An important protein necessary for the development of a closed circulatory system in vertebrates is the extracellular matrix protein elastin. Elastin, the main component of vascular elastic fibers, confers elasticity to large arteries allowing them to store energy during systole and to release it during diastole, which reduces the load on the heart and dampens the pulse pressure generated by each heartbeat. While elastin is the main component of elastic fibers, several other proteins are necessary for their assembly, including fibulin-4, fibulin-5 and lysyl oxidase. Lysyl oxidase is known to mediate crosslinking of elastin molecules; the roles fibulin-4 and fibulin-5 play in elastic fiber assembly are less well understood however. Mutations in each of these molecules have been identified in humans and are associated with diseases including cutis laxa and familial thoracic aortic aneurysms and dissection. In our lab, we utilize mouse models that are either deficient or that carry disease-causing mutations in these genes to understand their role in the process of elastic fiber assembly. In addition to understanding normal vascular development, these studies will help us identify potentially targetable pathways to treat the consequences of abnormal elastic fiber assembly, including aneurysms and hypertension.

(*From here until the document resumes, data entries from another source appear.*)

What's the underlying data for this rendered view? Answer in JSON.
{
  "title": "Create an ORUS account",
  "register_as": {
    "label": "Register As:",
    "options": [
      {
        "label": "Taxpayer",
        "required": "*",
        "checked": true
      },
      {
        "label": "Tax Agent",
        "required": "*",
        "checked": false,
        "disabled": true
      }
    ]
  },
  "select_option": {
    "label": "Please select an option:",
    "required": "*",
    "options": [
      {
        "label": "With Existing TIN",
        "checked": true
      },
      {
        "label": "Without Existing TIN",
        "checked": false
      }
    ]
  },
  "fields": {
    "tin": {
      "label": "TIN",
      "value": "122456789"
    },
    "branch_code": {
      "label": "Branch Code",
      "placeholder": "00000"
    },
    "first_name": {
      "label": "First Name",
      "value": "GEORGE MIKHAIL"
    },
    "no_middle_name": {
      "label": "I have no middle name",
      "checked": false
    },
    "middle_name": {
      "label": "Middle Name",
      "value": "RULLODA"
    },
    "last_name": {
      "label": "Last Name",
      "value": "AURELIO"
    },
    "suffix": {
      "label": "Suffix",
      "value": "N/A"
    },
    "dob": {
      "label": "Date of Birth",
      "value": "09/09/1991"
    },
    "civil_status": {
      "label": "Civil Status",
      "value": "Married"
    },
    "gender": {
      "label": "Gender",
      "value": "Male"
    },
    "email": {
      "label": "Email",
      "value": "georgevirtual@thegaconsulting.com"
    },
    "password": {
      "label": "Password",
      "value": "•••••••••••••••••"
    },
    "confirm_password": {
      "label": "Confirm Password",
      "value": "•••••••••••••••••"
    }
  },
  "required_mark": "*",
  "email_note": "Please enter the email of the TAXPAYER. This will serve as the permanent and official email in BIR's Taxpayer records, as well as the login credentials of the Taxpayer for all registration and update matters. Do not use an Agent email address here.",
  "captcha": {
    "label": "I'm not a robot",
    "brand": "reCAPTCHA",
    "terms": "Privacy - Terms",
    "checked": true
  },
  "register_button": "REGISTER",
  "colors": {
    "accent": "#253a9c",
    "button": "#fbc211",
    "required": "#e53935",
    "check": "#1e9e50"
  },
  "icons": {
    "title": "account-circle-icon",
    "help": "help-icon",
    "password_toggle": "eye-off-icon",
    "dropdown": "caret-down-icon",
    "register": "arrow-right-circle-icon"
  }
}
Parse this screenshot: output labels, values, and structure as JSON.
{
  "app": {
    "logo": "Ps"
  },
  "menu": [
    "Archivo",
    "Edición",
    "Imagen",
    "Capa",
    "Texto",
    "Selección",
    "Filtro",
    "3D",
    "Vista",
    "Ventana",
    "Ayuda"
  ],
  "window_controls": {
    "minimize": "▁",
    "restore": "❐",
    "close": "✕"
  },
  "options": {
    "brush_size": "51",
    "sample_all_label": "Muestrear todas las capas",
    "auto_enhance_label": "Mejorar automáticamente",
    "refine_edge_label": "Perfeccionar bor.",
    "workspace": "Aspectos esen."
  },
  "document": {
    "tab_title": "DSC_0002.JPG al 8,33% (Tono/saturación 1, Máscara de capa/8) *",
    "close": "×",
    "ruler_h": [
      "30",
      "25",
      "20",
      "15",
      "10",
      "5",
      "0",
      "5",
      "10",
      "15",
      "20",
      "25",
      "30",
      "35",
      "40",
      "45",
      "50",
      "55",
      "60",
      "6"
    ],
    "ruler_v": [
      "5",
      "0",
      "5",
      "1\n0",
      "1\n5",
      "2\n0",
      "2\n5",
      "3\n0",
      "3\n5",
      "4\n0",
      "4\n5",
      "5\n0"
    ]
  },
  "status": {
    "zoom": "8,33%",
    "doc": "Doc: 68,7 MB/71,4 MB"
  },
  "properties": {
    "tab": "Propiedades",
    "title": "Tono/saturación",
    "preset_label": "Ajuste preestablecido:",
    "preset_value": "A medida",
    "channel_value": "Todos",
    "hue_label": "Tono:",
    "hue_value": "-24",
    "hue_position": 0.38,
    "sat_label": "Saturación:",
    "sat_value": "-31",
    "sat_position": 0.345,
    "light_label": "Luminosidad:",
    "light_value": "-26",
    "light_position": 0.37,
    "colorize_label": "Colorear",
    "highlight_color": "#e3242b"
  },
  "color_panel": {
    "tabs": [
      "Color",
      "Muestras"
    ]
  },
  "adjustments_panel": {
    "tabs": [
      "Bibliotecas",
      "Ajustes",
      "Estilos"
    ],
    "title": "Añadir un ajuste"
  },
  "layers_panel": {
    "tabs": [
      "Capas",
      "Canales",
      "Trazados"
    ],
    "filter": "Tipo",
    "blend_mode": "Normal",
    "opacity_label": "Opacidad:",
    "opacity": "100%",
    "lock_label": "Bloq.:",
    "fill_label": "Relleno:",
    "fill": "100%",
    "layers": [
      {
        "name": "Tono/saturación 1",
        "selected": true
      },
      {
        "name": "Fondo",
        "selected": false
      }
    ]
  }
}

Current ongoing projects in the lab include:

  1. Examining the interaction between lysyl oxidase and fibulin-4 in the process of elastic fiber assembly in vivo.
  2. Identifying the differential contribution of fibulin-4 and fibulin-5 to elastic fiber assembly along the arterial tree, particularly with respect to small vs large arteries.
  3. Determining the cell-specific contribution of lysyl oxidase to elastic fiber formation.
  4. Understanding the role of insulin-like growth factor binding protein 2 (IGFBP2), which was highly upregulated in fibulin-4 mutant aorta, in abnormal vessel wall development.